晩秋から初冬にかけて店頭に並ぶゆず。豊かな香りは和食のあしらいや香り付けにほんとうに重宝しますね。「ゆず味噌」にしたり、「ゆず茶」にしたり、はたまた和菓子の「ゆべし」など、皮まできちんと使う物も数多く存在しています。

 「冬至の日にゆず湯に入ると風邪をひかない」といった言い伝えもありますが、実際のところ、その栄養や効能は、あまり知られていないように思います。

 ということで、今回はゆずを徹底研究。その薬効成分を学びつつ、寒い冬に備える方法を紹介しましょう。

 ゆずの原産は中国で、日本に伝わったのは奈良時代。当時は食用ではなく、乾かした皮(陳皮)を薬用として使っていたそうです。気候風土に合い、育てやすい特性から日本全域に広がったとか。

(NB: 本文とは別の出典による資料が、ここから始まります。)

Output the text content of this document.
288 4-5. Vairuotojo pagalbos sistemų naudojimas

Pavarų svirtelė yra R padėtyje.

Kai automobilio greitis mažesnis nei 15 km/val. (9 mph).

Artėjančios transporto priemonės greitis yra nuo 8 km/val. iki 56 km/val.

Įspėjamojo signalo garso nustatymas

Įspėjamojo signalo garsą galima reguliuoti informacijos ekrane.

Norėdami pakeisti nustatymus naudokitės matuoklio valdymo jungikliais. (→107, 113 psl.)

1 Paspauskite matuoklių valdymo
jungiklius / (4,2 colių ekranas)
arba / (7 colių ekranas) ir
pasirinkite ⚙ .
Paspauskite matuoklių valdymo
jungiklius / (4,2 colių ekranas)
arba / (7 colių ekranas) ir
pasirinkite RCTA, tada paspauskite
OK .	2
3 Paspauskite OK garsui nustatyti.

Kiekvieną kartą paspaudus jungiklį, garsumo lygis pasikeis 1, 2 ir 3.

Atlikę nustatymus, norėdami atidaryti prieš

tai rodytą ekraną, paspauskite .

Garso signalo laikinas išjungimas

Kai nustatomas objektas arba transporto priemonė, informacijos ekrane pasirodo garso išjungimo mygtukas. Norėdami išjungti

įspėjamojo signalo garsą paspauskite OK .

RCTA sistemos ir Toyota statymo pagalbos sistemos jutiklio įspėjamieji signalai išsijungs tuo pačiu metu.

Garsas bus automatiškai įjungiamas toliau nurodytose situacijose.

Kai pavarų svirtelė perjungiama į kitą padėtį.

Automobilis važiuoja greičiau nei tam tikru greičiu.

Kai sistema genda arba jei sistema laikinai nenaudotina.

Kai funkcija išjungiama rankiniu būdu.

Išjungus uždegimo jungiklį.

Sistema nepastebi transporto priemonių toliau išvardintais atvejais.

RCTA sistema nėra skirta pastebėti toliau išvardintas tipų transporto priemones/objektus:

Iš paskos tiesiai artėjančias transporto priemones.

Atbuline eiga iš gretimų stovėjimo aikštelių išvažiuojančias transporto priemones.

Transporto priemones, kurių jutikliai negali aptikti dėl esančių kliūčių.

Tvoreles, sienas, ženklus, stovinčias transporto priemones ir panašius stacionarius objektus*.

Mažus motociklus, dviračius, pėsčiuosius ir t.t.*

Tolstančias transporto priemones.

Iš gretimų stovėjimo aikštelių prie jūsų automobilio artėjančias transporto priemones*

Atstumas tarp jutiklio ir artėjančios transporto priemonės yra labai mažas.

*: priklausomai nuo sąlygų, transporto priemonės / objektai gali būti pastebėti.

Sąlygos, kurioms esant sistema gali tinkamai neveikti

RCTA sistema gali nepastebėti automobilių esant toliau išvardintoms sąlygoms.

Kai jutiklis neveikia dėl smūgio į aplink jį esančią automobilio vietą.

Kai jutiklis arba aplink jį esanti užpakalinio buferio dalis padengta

 ちなみに、冬至の日に「ゆず湯」に入る習わしは、江戸時代に始まったといわれています。理由は諸説ありますが、始まった当初は、邪気をはらうためのみそぎだったようです。

ビタミンC、クエン酸、リモネン

 ゆずの栄養成分は、ビタミンCやクエン酸、リモネンなどです。それらの薬効をあげてみましょう。

ビタミンC
 冬の果物の中でも、特にゆずにはビタミンCが豊富に含まれています。一般的に果汁に多いと思われていますが、ゆずの場合、果皮、果肉に、果汁の4倍も含まれています。

 ビタミンCは、疲労回復、風邪予防に大きく貢献。鼻やのどの粘膜を強くし、ウイルスから身を守り、免疫力を高める働きがあります。風邪をひいてしまった時にも、ウイルスによって荒れてしまった細胞を修復し、早期回復に向かわせる力がありますので、風邪の対処薬としても欠かせない存在です。

クエン酸
 クエン酸は、非常に高い殺菌作用があります。のどの痛みや咳の特効薬。ゆず茶などで患部に直接届くよう摂取することで、素早くウイルスに働きかけ、体に入った病原菌を殺菌することができます。

リモネン
 リモネンは、レモンやみかんなどの皮に多く含まれる精油成分です。柑橘類のさわやかな甘酸っぱい香りは、リモネンに由来しています。のどの炎症と咳を緩和させる効果もあり、高い抗菌作用を持つはちみつを、ゆずやレモンなどの柑橘類と合わせてのど飴にするのもうなずけます。

 また、毛細血管を刺激する力があるので血行が良くなり、新陳代謝が活発になります。その結果、体がよく温まり、冷え防止に大きな力を発揮します。

 実はこのリモネン、皮膚に膜を作って肌の水分を逃がさないようにもしてくれます。先ほど、ゆず湯を「邪気を払うためのみそぎ」とお伝えしましたが、これこそが庶民の間で受け継がれた、本来のゆず湯の効能なのです。

 ゆずについて調べれば調べるほど、昔の人たちは身の周りから薬となるものを探すのが上手だったことに驚かされます。のどや肌がかさつくこれからの季節、お湯に浸み出たリモネンのパワーが、かさかさ防止の近道です。

 今回は、そんなゆずを丸ごとおいしくいただくために、家庭で気軽に作れる「ゆず茶の素」を紹介します。ジャム状に煮ないので、さわやかなおいしさが楽しめます。

 冷え込む12月、店先に黄色いゆずが並びはじめたら、是非作り置きして、風邪を寄せ付けない身体で冬を乗り切ってくださいね。

■フレッシュゆず茶
<材料 作りやすい分量>
ゆず 2個
砂糖 100g

<作り方>
(1)ゆずは表面をしっかり洗い、横半分に切る。果汁を絞って保存容器に入れる(種は除いておく)。

ゆず果汁を絞る

(2)皮は、へたを取ってさらに半分に切り、細切りにする。

細切りにしたゆずと、ゆず果汁に砂糖を加えたもの

(3)(1)に分量の砂糖を加えて軽く混ぜ、(2)を加えて全体が均一になるまで混ぜる。ふたをし、冷蔵庫で一晩置けば使用可能。

冷蔵庫で一晩置いたもの

<使用方法>
 カップに大さじ1程度のゆず茶を入れ、熱湯を150ml程度注ぎ、混ぜる。ゆず茶を飲む際に、ドリンクだけでなく柔らかくなった果肉、果皮も一緒に食べると効果的。

お湯を注いでゆず茶に

<保存期間>
・冷蔵庫 10日
・冷凍庫 3カ月…冷凍しても糖分が多いのでカチカチに固まりまらず、すぐに使用可能です。ゆずが手に入りやすい時期に大量に作って、冬中使えるように冷凍庫保存をおすすめします。